EGFR mutations occur in many types of cancers including non-small cell lung cancer. Common mutations found in these patients are deletions in exon 19 (Del19) and L858R substitution in exon 21.  Patients with these mutations are sensitive to first (gefitinib or erlotinib) and second (afatinib) generation EGFR tyrosine kinase inhibitors (TKIs), whereas patients with wild type EGFR are not.  However, eventually, all patients become resistant to first and/or second-generation EGFR TKIs, and acquired T790M secondary mutation in exon 20 accounts for more than 50% of the acquired resistance.  Cells expressing EGFR with either L858R+ T790M or Del19+T790M double mutations are resistant to induced apoptosis in the presence of first or second-generation EGFR TKIs. 
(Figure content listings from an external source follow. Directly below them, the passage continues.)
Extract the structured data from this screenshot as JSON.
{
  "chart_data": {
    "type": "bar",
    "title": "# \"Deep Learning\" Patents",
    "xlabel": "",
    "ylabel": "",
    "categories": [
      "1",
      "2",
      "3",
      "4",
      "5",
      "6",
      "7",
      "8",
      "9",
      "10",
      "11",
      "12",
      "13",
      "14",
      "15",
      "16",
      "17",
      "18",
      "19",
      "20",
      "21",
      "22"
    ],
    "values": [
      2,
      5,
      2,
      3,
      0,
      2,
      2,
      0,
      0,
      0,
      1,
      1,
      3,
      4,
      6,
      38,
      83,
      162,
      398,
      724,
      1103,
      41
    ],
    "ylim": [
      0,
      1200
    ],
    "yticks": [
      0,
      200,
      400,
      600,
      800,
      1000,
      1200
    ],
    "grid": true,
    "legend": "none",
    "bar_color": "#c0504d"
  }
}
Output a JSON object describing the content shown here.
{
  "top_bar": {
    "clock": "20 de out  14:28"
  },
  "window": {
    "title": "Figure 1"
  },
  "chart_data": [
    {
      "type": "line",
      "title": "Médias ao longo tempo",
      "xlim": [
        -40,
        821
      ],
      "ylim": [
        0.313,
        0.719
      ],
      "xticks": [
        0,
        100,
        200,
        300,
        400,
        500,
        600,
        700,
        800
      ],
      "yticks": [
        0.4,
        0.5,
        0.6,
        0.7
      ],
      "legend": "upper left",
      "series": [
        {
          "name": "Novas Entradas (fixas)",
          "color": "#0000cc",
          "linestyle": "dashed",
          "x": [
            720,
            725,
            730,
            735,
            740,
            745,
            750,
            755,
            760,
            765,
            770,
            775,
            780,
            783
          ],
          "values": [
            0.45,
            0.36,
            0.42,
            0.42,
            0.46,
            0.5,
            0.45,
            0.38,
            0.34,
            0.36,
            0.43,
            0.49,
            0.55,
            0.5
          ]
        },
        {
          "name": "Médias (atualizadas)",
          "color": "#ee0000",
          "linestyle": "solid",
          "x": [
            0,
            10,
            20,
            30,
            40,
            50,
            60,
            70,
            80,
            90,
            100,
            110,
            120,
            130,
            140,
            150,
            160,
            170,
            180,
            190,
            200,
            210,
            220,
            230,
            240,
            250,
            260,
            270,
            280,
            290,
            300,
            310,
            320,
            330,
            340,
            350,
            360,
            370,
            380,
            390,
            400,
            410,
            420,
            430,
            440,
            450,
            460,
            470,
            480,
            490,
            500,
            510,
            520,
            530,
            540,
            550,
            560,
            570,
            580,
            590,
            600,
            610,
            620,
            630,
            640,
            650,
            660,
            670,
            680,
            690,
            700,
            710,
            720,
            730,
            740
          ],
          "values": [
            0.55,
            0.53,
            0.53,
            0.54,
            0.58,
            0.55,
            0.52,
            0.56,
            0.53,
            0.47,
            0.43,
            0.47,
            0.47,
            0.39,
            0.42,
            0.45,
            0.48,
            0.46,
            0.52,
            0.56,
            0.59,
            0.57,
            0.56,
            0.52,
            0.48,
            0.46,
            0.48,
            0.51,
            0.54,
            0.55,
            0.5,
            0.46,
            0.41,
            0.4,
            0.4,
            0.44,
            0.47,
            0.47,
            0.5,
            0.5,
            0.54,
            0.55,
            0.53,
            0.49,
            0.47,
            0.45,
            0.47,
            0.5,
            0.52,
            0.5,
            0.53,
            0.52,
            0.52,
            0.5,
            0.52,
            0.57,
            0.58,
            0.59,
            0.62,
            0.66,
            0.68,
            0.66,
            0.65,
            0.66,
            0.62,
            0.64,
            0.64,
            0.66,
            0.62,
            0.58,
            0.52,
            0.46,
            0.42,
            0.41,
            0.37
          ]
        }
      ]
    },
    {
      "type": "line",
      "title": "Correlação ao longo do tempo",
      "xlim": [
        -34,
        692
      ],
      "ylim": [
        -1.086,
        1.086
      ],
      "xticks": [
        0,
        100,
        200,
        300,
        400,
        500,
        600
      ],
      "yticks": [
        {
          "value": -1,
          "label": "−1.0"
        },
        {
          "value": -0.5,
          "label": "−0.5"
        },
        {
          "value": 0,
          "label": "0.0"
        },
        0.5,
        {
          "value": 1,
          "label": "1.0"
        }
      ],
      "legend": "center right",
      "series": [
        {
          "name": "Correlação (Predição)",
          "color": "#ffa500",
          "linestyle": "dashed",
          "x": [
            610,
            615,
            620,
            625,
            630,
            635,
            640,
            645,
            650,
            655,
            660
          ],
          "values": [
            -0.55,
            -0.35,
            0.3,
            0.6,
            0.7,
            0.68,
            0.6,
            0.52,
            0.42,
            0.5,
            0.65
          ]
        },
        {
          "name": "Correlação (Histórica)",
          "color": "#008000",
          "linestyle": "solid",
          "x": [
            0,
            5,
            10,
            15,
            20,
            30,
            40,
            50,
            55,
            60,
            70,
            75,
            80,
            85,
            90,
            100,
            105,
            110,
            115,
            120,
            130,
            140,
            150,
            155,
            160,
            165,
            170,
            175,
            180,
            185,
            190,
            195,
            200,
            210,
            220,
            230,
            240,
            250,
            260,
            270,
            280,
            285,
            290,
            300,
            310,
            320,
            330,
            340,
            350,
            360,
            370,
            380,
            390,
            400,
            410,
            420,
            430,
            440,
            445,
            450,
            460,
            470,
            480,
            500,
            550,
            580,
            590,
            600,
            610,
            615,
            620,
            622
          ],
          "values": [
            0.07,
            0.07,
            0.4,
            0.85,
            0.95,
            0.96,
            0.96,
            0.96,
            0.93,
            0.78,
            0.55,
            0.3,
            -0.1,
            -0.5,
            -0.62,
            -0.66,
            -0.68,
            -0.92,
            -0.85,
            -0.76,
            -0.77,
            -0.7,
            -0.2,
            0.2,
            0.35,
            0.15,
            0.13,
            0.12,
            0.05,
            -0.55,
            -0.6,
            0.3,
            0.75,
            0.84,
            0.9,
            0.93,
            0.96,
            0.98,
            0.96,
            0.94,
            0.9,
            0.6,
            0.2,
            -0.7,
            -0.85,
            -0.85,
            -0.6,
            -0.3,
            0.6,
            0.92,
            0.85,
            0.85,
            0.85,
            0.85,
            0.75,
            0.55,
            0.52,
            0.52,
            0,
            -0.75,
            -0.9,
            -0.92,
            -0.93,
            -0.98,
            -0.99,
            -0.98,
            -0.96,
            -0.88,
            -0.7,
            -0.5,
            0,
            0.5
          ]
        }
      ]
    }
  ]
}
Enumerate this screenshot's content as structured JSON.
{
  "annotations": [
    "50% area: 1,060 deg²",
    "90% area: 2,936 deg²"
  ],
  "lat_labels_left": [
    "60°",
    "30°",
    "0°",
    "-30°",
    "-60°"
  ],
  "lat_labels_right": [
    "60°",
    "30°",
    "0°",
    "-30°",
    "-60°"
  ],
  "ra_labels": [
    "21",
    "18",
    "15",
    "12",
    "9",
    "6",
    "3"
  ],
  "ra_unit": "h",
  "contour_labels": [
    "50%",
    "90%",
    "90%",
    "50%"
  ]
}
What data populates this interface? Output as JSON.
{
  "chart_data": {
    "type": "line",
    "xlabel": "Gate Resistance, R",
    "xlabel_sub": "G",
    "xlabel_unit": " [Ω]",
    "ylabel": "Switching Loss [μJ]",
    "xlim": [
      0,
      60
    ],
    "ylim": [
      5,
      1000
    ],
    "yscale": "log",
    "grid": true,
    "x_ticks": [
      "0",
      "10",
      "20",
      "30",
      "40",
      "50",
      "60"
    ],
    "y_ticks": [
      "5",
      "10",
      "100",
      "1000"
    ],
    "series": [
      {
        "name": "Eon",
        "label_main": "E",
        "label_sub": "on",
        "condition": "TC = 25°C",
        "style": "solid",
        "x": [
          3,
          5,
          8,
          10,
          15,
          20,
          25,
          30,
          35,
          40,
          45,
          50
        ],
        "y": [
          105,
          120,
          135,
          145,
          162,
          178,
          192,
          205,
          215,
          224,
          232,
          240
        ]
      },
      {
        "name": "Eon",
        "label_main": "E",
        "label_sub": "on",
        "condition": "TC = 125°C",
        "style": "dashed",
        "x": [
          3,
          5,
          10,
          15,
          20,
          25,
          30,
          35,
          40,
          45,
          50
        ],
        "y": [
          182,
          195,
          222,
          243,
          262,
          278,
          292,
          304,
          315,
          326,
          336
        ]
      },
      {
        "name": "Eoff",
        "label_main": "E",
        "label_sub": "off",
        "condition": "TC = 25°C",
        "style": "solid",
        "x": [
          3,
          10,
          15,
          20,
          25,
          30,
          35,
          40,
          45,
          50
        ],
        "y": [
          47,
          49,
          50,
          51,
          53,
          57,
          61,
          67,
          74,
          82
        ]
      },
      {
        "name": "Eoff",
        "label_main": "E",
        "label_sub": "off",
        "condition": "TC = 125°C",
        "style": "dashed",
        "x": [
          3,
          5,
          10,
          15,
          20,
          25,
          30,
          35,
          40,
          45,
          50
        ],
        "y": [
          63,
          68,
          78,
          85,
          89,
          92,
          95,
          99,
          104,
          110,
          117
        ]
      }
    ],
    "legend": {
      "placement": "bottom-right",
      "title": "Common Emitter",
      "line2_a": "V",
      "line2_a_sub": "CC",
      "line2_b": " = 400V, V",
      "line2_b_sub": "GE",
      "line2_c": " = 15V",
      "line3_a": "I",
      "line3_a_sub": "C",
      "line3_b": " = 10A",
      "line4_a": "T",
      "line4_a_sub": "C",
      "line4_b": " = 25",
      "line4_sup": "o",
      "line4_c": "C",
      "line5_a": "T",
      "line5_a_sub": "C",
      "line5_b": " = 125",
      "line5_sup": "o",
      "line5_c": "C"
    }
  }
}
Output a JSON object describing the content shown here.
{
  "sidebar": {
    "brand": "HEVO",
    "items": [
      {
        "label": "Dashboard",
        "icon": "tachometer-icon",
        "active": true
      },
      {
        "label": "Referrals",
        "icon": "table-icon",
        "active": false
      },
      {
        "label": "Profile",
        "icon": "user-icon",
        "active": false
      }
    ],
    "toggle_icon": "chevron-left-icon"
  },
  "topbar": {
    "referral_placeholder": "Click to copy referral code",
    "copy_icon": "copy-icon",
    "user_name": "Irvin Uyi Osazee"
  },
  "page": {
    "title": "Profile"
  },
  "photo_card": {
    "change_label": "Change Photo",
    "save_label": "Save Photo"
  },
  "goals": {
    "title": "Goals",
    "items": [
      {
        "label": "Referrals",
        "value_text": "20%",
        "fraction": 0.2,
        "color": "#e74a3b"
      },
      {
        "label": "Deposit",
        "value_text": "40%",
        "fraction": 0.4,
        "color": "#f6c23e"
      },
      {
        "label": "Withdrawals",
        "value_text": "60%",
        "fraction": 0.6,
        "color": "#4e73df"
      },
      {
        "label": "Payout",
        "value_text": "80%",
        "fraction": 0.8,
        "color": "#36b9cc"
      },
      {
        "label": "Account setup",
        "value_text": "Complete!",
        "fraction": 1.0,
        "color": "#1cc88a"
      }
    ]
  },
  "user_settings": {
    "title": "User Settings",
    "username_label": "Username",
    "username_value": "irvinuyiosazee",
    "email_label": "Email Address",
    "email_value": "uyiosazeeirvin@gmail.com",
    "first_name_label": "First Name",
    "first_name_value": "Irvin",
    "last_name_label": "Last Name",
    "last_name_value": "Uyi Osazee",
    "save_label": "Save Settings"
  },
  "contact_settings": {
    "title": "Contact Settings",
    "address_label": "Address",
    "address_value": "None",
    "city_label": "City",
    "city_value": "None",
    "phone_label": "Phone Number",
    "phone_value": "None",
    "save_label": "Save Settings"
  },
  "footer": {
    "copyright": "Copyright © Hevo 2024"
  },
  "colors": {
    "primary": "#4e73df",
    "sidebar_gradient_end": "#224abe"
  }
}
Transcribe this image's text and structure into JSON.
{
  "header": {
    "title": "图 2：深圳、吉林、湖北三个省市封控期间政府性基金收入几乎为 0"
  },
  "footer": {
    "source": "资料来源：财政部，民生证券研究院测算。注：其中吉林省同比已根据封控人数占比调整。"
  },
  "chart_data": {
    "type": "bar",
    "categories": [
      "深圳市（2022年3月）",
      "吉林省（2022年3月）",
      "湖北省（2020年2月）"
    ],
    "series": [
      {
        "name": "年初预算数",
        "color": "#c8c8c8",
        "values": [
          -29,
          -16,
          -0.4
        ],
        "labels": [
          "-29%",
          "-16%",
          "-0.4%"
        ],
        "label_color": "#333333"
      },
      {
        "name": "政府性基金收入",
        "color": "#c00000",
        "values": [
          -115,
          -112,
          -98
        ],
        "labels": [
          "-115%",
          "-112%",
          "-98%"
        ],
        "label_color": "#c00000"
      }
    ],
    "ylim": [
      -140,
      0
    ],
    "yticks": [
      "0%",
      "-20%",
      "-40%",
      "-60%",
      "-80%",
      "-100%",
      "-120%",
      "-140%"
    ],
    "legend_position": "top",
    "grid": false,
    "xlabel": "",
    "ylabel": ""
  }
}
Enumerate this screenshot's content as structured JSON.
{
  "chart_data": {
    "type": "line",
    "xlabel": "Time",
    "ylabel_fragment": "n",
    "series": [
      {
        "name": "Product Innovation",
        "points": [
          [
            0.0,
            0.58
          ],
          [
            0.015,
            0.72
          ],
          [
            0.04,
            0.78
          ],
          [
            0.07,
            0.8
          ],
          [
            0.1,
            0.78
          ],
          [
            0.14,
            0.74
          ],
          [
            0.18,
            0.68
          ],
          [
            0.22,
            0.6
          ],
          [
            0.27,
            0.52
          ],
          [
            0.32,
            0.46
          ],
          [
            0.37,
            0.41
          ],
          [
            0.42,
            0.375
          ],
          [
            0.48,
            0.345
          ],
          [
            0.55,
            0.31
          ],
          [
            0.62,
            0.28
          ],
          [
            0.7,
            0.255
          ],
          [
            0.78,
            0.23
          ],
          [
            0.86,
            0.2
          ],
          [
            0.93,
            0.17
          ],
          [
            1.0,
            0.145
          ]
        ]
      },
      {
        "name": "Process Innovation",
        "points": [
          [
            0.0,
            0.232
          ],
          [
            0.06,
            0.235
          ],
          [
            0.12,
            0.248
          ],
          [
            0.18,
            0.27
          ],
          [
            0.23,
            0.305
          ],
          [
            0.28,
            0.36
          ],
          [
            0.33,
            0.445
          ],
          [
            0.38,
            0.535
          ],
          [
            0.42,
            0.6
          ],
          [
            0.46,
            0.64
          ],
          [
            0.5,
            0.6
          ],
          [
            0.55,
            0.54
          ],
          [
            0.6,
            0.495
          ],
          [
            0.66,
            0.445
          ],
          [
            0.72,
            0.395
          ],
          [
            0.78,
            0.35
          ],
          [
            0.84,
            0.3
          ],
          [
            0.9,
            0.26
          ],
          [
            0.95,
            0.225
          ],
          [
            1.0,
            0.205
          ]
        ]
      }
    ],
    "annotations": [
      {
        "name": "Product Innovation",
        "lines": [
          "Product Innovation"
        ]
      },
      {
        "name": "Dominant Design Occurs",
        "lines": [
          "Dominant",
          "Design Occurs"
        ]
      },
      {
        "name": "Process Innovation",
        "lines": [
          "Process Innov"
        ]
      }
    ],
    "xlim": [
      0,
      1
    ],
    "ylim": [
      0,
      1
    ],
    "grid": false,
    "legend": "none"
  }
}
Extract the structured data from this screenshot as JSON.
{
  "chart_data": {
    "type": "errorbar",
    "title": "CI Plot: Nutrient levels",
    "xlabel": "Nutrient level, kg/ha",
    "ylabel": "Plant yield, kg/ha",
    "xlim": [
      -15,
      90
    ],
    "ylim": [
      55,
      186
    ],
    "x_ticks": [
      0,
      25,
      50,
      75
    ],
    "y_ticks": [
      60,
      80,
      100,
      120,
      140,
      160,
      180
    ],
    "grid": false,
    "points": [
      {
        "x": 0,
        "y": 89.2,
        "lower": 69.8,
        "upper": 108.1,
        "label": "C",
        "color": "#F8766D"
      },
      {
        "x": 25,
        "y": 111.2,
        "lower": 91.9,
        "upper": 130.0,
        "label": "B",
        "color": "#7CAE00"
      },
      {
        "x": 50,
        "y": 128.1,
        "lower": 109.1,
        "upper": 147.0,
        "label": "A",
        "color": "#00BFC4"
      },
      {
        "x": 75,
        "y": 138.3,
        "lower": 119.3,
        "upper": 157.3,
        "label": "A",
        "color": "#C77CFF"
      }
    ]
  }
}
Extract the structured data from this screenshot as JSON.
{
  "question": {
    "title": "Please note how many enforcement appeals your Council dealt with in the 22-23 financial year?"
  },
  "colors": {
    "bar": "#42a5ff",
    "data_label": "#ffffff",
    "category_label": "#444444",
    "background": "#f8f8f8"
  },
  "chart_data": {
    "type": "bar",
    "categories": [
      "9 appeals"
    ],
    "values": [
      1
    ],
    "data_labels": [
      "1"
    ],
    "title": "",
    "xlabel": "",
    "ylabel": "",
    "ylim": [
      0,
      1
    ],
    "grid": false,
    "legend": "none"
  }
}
Eight cell lines stably expressing HA-tagged EGFR have been established in the IL3-dependent Ba/F3 cell lines —WT EGFR, L858R EGFR mutant, L858R/T790M EGFR double mutant, Del19 (del747-752) EGFR mutant, Del19/T790M EGFR mutant, three ins20 (D770_N771insSVD, A763_Y764insFQEA, A767_dupASV) EGFR mutants —and Ba/F3 cell line expressing empty vector.  Also, two cell lines stably expressing HA-tagged EGFR have been established in HCC827 cell lines —Exon19del EGFR mutant, Exon19del/T790M EGFR double mutant—and HCC827 cell line expressing empty vector.

Due to their proliferation upon EGFR activation, sensitivity to TKIs, or resistance to induced apoptosis, these cell lines can be used to study the molecular mechanism underlying susceptibility of tumors to the drugs as well as screening and validating new TKIs.